L’interaction entre intuition et émotion est délicate. Khatri et Ng (2000) relatant des travaux antérieurs, avancent que les deux processus interfèrent et l’output de cette rencontre n’est pas toujours positif. Une personne chargée d’émotion négative (colère, ou peur par exemple) est incapable de percevoir le message révélé à son subconscient à travers l’intuition. Face à des stimuli donnés, le système expérientiel va rechercher dans la banque des événements mémorisés, des faits similaires de même que les émotions sous-jacentes. Ce sentiment qui peut accompagner l’événement peut avoir pour impact d’accentuer le processus cognitif et l’action. S’il est positif, il encourage l’action reproduisant le même sentiment. S’il est négatif, le système encourage et reproduit les actions qui repoussent ce sentiment (Epstein,

1994). C’est l’émotion qui permet à l’acteur de juger de la qualité de sa décision intuitive. La décision dans une organisation financière par exemple, advenant souvent en incertitude, ne peut être taxée de vraie ou fausse selon les verbatim retranscrits par Hensman et Sadler-Smith (2011).
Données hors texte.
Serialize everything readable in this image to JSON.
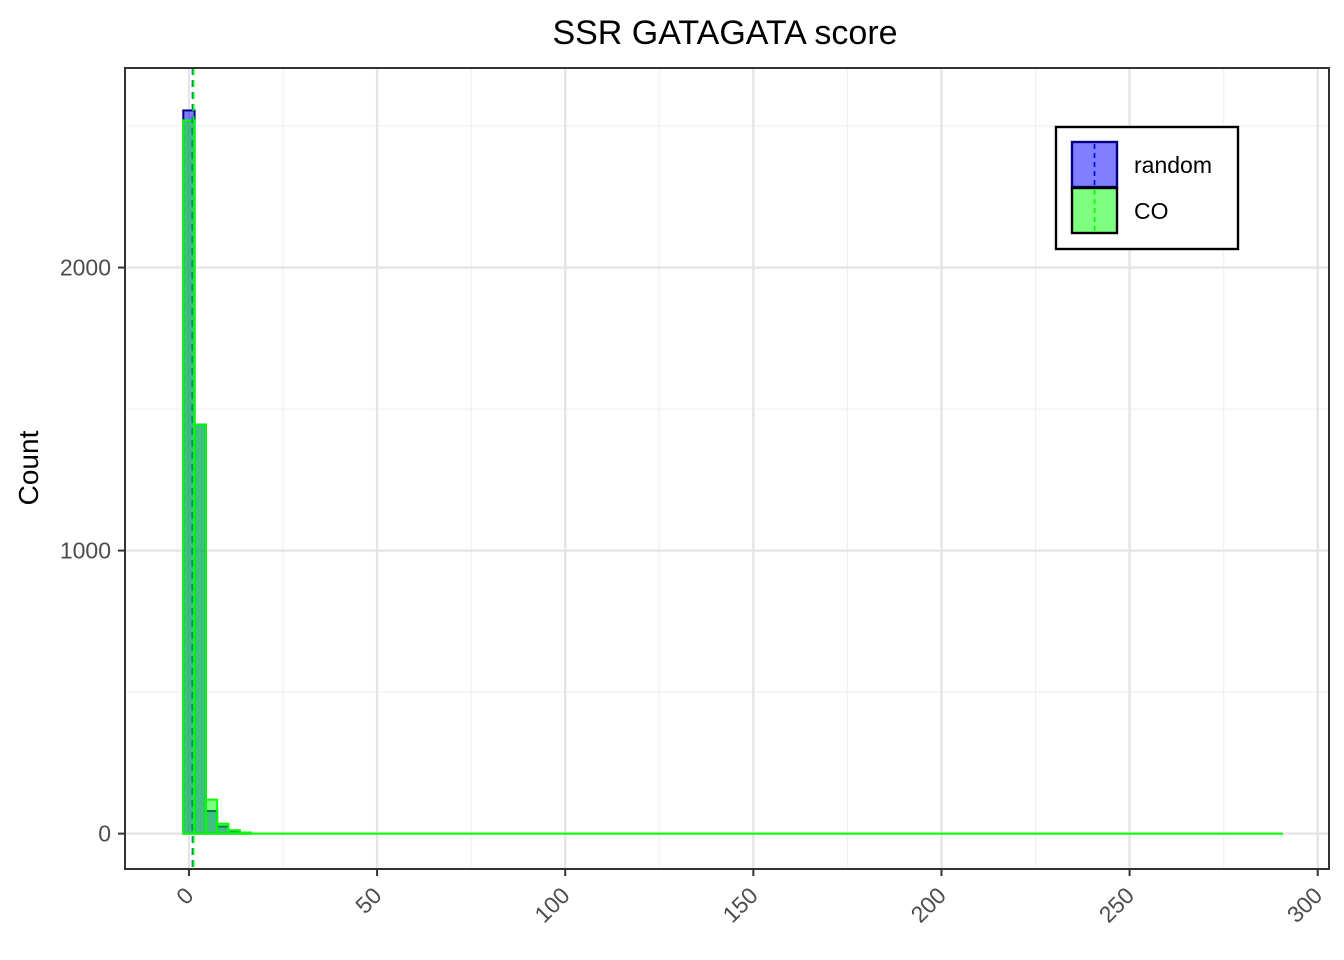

Le meilleur choix, selon les acteurs interrogés par ces auteurs, est celui qui s’accompagne d’un affect favorable ou d’une émotion positive à un moment donné. La nature et l’intensité de l’affect sont donc une façon de choisir entre deux options à potentiel égal, indépendamment de tous critères objectifs. L’émotion est un input à part entière de la décision intuitive (Coget et al., 2011). Pour ces derniers, la décision intuitive experte se base sur un niveau de nervosité modéré. L’expertise permet de réguler l’intensité de cette nervosité en donnant aux acteurs une sensation de contrôle de la situation. Réciproquement, la nervosité gouverne la mobilisation de l’expérience et guide l’action, le but étant l’accomplissement plus efficace des tâches. Lorsqu’il est animé de peur, l’acteur se focalise sur le besoin d’assouvir cette sensation et ceci advient au détriment de la qualité décisionnelle. Lorsqu’il s’agit de la nervosité, il recherche à la fois l’atteinte d’une certaine efficacité professionnelle et personnelle dans sa prise de décision. L’émotion impacte indubitablement le processus et la décision intuitive. Elle procure à l’acteur une certaine certitude par rapport à l’efficacité de son choix et de son action.